Vendredi 12 mai 2023, près de cinq années après l’entrée en vigueur du règlement général sur la protection des données (RGPD), la société Meta (Meta Platforms Ireland Limited) a été condamnée à une amende record de 1,2 milliard d’euros par la Data Protection Commission, l’autorité de contrôle irlandaise des données personnelles, équivalent français de la Commission nationale de l’informatique et des libertés (CNIL).

Épilogue d’une saga judiciaire fleuve, la décision – prise selon les modalités prévues par les articles 60 et 65 du RGPD – tire les conclusions d’une enquête débutée en 2015, peu de temps après que la Cour de justice de l’Union européenne a invalidé les principes de l’accord UE-USA dit Safe Arbor, un mécanisme de certification pour les sociétés établies aux États-Unis d’Amérique, initialement reconnu comme offrant un niveau de protection adéquat aux données personnelles transférées outre-Atlantique. Décryptage.

Data Protection Commission, Decision of the Data Protection Commission made pursuant to Section 111 of the Data Protection Act, 2018 and Articles 60 and 65 of the General Data Protection Regulation, 12 mai 2023 : https://lext.so/qW4xF

La bataille juridique débutée entre l’ancien étudiant autrichien, devenu avocat et activiste, Max Schrems, la société Facebook Ireland Ltd (devenu par la suite Meta) d’un côté, et la Data Protection Commission(DPC), de l’autre, ne date pas d’aujourd’hui.

En 2015, déjà, la Cour de justice de l’Union européenne (CJUE) avait été saisie par la High Courtirlandaise d’une demande de décision préjudicielle dans le cadre du litige opposant Max Schrems à l’autorité irlandaise de protection des données, au sujet du refus de cette dernière d’enquêter sur une plainte introduite par l’étudiant en raison du fait que Facebook Ireland Ltd transfère aux ÉtatsUnis les données à caractère personnel de ses utilisateurs et les conserve sur des serveurs situés dans ce pays.
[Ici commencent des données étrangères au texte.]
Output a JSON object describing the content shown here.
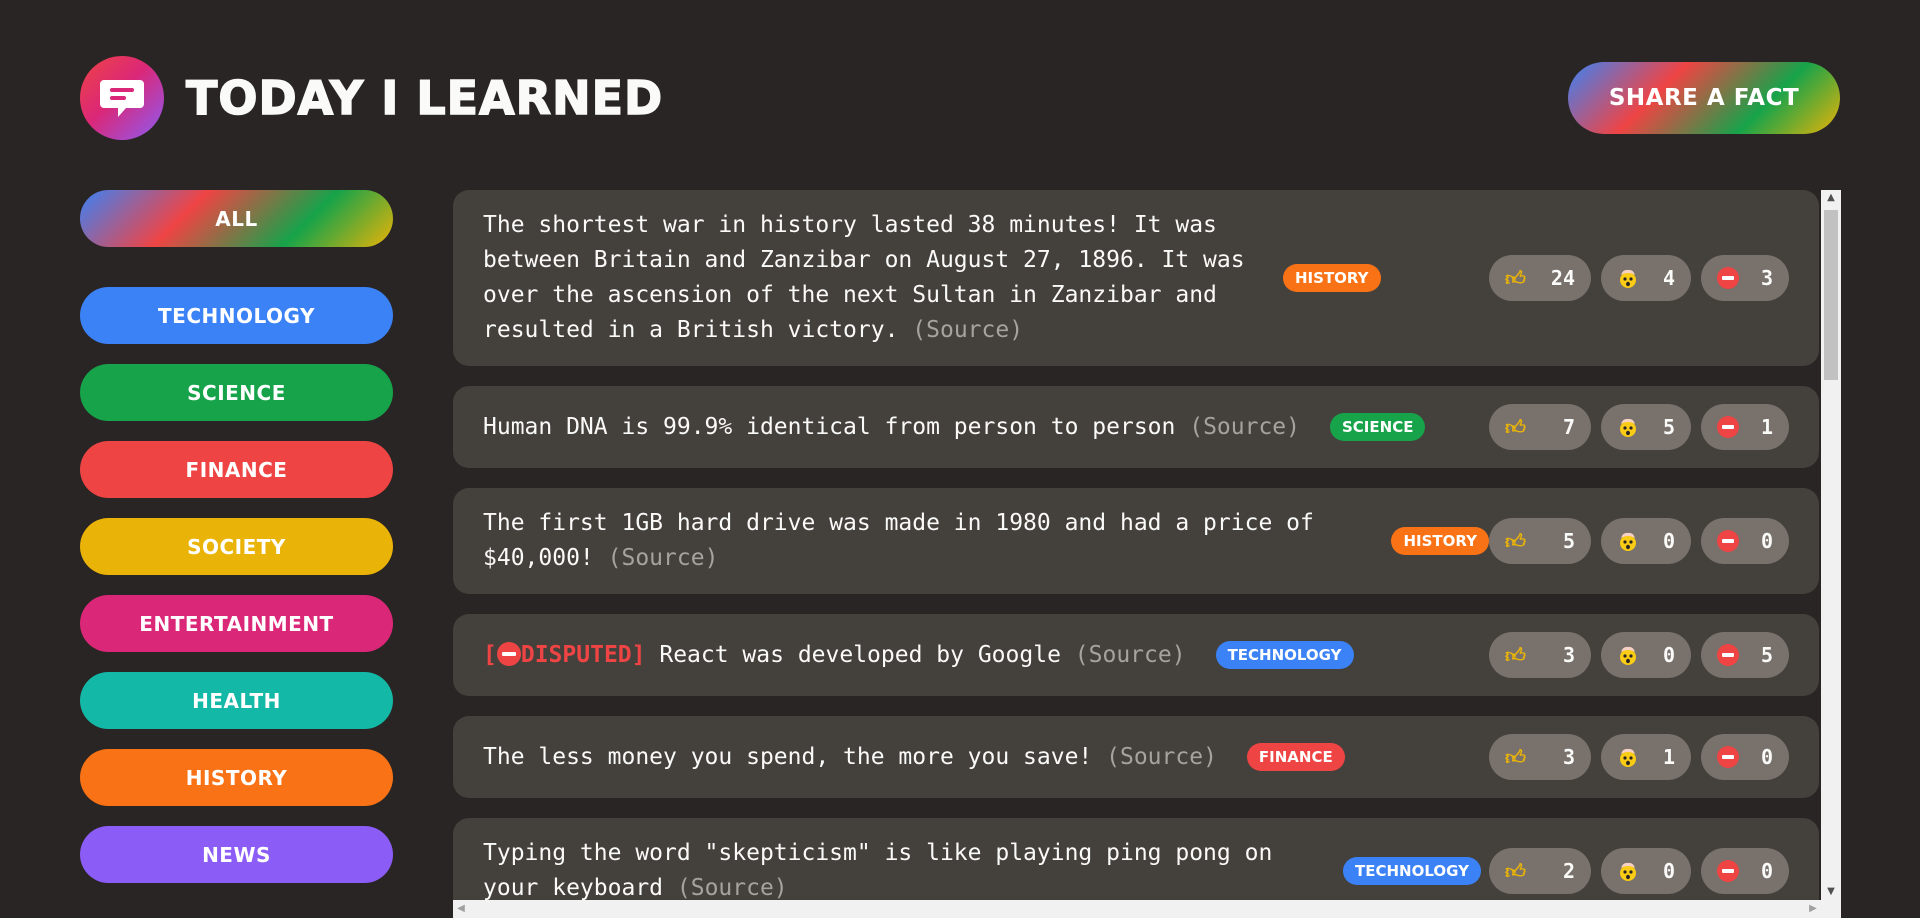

Le 6 octobre 20151, alors que le règlement général sur la protection des données (RGPD) n’était alors que dans les tuyaux, la CJUE, statuant sur la demande de décision préjudicielle, avait alors invalidé les principes de l’accord UE-USA dit Safe Harbor, qui permettait le transfert de données à caractère personnel en dehors de l’Union européenne, vers les États-Unis.
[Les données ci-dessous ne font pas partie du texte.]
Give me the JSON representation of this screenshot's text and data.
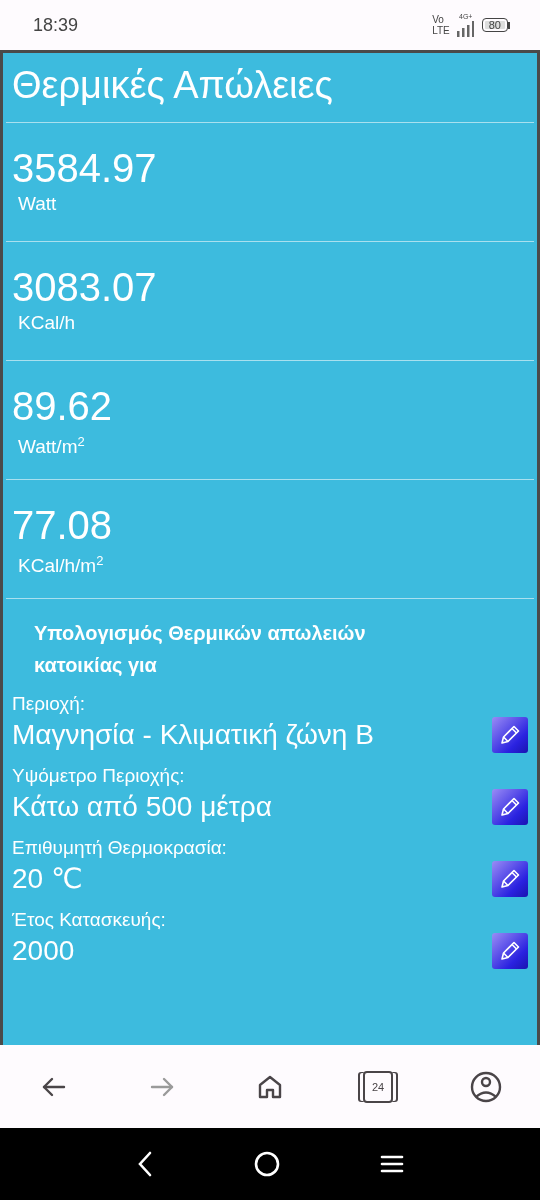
{
  "status_bar": {
    "time": "18:39",
    "network_top": "Vo",
    "network_bottom": "LTE",
    "data_type": "4G+",
    "battery": "80"
  },
  "title": "Θερμικές Απώλειες",
  "results": [
    {
      "value": "3584.97",
      "unit": "Watt"
    },
    {
      "value": "3083.07",
      "unit": "KCal/h"
    },
    {
      "value": "89.62",
      "unit": "Watt/m$^{2}$"
    },
    {
      "value": "77.08",
      "unit": "KCal/h/m$^{2}$"
    }
  ],
  "details": {
    "heading": "Υπολογισμός Θερμικών απωλειών κατοικίας για",
    "fields": [
      {
        "label": "Περιοχή:",
        "value": "Μαγνησία - Κλιματική ζώνη Β"
      },
      {
        "label": "Υψόμετρο Περιοχής:",
        "value": "Κάτω από 500 μέτρα"
      },
      {
        "label": "Επιθυμητή Θερμοκρασία:",
        "value": "20 ℃"
      },
      {
        "label": "Έτος Κατασκευής:",
        "value": "2000"
      }
    ]
  },
  "browser_toolbar": [
    {
      "kind": "back",
      "disabled": false
    },
    {
      "kind": "forward",
      "disabled": true
    },
    {
      "kind": "home",
      "disabled": false
    },
    {
      "kind": "tabs",
      "count": "24",
      "disabled": false
    },
    {
      "kind": "account",
      "disabled": false
    }
  ],
  "system_nav": [
    {
      "kind": "back"
    },
    {
      "kind": "home"
    },
    {
      "kind": "recents"
    }
  ]
}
Par la suite, la Commission européenne et le gouvernement américain étaient malgré tout parvenus à conclure un accord similaire tenant compte, a priori, des conclusions du juge européen, et dénommé Privacy Shield.
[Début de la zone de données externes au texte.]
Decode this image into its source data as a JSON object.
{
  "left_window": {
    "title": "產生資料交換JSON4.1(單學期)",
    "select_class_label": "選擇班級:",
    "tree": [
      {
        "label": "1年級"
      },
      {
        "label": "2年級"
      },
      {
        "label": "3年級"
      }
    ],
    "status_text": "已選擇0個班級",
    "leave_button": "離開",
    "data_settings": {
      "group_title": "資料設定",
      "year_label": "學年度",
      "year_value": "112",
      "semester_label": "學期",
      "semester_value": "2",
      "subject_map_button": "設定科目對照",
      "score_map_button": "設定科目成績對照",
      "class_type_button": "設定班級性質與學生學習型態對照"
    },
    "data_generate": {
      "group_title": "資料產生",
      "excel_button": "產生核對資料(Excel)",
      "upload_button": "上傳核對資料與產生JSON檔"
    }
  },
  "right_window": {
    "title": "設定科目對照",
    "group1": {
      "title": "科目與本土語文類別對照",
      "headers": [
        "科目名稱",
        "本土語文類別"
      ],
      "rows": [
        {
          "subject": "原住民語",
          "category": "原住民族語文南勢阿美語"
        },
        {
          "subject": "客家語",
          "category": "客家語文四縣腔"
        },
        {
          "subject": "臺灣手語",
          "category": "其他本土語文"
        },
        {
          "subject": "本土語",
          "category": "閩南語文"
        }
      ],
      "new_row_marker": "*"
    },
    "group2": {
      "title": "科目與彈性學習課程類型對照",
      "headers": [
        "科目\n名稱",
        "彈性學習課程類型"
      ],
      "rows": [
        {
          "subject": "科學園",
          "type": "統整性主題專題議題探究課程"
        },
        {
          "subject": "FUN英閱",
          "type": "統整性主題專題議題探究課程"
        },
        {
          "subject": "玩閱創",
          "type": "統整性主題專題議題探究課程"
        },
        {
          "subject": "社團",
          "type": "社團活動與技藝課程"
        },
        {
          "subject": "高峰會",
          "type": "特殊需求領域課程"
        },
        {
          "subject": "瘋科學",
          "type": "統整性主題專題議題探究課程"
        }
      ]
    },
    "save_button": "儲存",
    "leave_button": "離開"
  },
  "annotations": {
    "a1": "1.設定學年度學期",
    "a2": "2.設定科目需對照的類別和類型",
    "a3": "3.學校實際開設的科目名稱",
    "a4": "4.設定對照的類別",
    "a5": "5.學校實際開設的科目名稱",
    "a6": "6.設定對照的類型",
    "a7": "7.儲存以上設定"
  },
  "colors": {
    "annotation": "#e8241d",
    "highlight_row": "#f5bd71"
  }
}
Puis, en 2018, la High Courtirlandaise, elle-même saisie par la DPC dont l’enquête avait pu démarrer à partir de 2015, soumettait à la CJUE pas moins de 11 nouvelles questions préjudicielles à l’origine de l’arrêt dit Schrems IIdu 16 juillet 2020.

À cette occasion, la Cour européenne2 invalidait ainsi la décision de la Commission européenne reconnaissant l’adéquation du bouclier de protection des données UE-USA dans le cadre du Privacy Shield, considérant que ce dernier ne garantissait pas une protection adéquate des droits fondamentaux des citoyens européens en raison des ingérences massives des autorités américaines dans leurs données personnelles. Pour désigner le droit américain, elle avait alors notamment indiqué : « (…) le droit de ce pays tiers ne prévoit pas les limitations et les garanties nécessaires à l’égard des ingérences autorisées par sa réglementation nationale et n’assure pas non plus une protection juridictionnelle effective contre de telles ingérences »3.

Raisonnant en l’absence de décision d’adéquation de la Commission pour ce transfert, la Cour s’en était alors remise à l’article 46, § 1, du RGPD (« Transferts moyennant des garanties appropriées »), prévoyant que les entités ne puissent plus transférer des données à caractère personnel vers un pays tiers, qu’à condition de présenter des « garanties appropriées », ainsi que la possibilité pour les personnes concernées de disposer de droits opposables et de voies de droit effectives.

Parmi les « garanties appropriées » pouvant être déployées en remplacement, le même article énonce l’option, pour les entités concernées, d’inclure des « clauses types de protection » contractuelles4 (CCT) adoptées par la Commission européenne. Lorsqu’elles sont intégrées, ces clauses pourraient ainsi fournir un niveau de garantie adéquat pour la protection des données personnelles transférées vers un pays tiers.

Pour autant, avec Schrems II, le juge européen ne souhaitait pas en rester là.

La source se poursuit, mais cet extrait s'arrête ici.